Writing to Your MP
Many people would feel daunted by writing to their local Member of Parliament although there is no reason why they should. After all, our local MP is only in a position of power as we voted him/her into that position in the first place and if we remember that they are there to serve us, the people, then the whole process of writing to our local MP shouldn’t be daunting at all.
The reality is that MPs mostly welcome letters from their constituents as it is only by knowing the issues that concern people at the grass roots level, that our MP can take stock of what is happening within their constituency and bring these issues to wider attention.
MPs are there to represent us. They are the ‘voice of the people’. Therefore, if you feel strongly about any issues that affect either your local community or the country as a whole (or both), or whether you agree strongly for or against how the Government is dealing with a particular issue or simply to put an issue on the agenda, then you should consider writing to your MP as it is only by telling them how you feel that they might be in a position to help.
How to Write a Letter to Your MPIn addressing your letter, you should simply put Mr., Mrs., Ms or Miss followed by their surname. However, if the MP is, or has been, a Minister then it is courteous to address your letter c/o Rt. Hon Mr/Mrs etc. The ‘Rt.Hon’ stands for ‘right honourable’. Your letter should be courteous and well-presented and thought out. It is important to express your feelings but you should do this rationally and be respectful as this tone of letter is more likely to be met more favourably than if you’re too harsh and critical. You can either post your letter c/o your MP to the House of Commons address in London which is easy to find out or to your MP’s local constituency address, which may even be their own home address, and which is usually found on any literature they may have sent out to you.

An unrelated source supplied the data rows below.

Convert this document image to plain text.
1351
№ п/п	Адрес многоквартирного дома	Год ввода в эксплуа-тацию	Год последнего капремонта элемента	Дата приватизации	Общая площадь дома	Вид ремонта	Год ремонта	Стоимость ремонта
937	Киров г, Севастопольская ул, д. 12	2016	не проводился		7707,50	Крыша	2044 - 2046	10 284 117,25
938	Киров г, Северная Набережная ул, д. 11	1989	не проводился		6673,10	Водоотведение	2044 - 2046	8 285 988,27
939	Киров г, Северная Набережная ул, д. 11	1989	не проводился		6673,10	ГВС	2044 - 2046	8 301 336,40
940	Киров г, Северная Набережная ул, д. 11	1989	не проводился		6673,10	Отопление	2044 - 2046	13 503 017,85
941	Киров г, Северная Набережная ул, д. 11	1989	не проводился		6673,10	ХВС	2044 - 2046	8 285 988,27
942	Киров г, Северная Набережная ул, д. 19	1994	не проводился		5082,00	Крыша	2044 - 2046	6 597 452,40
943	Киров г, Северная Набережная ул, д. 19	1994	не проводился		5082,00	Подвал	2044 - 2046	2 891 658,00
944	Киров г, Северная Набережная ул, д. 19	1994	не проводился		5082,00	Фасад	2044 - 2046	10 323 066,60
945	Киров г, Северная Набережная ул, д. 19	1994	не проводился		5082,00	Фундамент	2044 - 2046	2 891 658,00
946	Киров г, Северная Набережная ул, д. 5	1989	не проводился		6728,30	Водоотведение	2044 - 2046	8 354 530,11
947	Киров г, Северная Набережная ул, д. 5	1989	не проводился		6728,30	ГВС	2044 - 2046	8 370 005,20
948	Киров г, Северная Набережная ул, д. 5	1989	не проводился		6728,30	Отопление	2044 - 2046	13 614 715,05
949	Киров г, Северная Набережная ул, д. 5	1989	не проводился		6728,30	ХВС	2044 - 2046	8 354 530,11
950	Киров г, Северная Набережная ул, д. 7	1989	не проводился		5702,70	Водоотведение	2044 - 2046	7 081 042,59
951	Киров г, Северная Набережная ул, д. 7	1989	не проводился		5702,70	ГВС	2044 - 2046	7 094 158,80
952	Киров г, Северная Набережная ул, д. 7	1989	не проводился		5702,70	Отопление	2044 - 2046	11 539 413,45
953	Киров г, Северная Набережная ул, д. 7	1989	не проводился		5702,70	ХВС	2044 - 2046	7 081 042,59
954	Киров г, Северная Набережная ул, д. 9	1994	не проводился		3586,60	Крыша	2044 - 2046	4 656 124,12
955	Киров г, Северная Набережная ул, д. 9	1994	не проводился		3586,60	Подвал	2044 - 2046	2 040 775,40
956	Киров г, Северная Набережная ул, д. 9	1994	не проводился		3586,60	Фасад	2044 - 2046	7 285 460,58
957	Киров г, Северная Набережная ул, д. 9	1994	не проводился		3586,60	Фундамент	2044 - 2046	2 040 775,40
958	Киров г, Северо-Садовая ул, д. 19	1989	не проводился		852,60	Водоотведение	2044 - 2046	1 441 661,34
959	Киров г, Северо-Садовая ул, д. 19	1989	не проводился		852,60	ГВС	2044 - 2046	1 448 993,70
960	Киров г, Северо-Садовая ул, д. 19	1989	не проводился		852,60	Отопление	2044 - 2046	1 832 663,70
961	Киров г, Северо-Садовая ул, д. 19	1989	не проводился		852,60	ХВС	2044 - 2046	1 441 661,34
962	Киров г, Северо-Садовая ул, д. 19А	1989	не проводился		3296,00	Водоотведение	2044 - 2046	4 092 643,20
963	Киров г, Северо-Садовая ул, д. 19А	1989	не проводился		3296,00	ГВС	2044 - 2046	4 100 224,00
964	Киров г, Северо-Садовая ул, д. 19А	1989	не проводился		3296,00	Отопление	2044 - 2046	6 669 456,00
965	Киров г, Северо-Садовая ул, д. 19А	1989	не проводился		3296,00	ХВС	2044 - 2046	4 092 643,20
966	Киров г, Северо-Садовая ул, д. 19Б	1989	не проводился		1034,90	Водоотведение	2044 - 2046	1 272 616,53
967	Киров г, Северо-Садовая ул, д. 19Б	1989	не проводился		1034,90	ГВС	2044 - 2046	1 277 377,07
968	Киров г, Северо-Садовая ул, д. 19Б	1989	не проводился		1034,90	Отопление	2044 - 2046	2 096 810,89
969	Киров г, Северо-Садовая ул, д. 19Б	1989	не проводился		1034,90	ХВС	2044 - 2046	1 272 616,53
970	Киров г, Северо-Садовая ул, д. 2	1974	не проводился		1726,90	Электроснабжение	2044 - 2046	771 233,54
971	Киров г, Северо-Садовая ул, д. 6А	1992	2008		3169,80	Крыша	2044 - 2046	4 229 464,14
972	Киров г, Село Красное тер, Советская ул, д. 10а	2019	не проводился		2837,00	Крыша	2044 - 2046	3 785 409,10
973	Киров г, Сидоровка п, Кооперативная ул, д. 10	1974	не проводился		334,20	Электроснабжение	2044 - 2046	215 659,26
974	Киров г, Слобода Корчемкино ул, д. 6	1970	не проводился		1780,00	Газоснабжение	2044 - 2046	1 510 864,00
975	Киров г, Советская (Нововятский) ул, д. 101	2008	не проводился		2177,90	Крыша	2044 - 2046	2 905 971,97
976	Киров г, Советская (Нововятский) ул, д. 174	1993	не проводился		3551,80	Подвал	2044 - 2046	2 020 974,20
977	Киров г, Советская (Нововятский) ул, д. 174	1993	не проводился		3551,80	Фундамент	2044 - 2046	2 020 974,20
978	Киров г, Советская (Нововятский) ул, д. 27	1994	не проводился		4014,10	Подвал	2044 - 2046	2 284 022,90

You should always bear in mind that it may take a little time for your MP to respond to your letter as MPs tend to receive a lot of correspondence from their constituents in addition to other governmental matters they have to attend to.
Here is an example of a letter written by a constituent to their MP complaining about the lack of parking facilities at a local primary school.
|Dear Mr. Howard,|
As my local MP for Sudbury, you will, no doubt, be well aware of the traffic congestion that occurs every day, twice a day, 5 days a week at the junction of Cross Street and Barnaby Lane, close to Arrowe Hall Primary School.
I wish to draw your attention to the problems we have with regards to having safe access to pick up and drop off our children at the school. My daughter Hannah attends this school and, although I’m not a car owner myself, each day Hannah and I are subject to a very hazardous walk to and from school with some parents often parking on the curb itself as there is insufficient space for everybody to use the school’s car park.
The other day, Hannah was knocked off her feet by one of the parents who had quickly swung the passenger door open without realising that Hannah was on the curb about to walk past the car and into the school. Although Hannah was not seriously injured, apart from a few minor bumps and grazes, there have been an increasing number of cases of this kind of incident occurring since the school’s capacity was increased by an additional 50 pupils last year and I am very concerned that there may be a far worse injury or accident to one of the children or their parents, if nothing is done about this soon.
I hope you can find the time to visit the location during one of these busy periods to see for yourself just how serious the problem has become and can, subsequently, lobby some of your fellow members of parliament to support a change in the law regarding curbside parking near schools.
I would be very interested in hearing from you with regards to your views on this matter and what you might be able to do about it.
Thank you in anticipation of your help.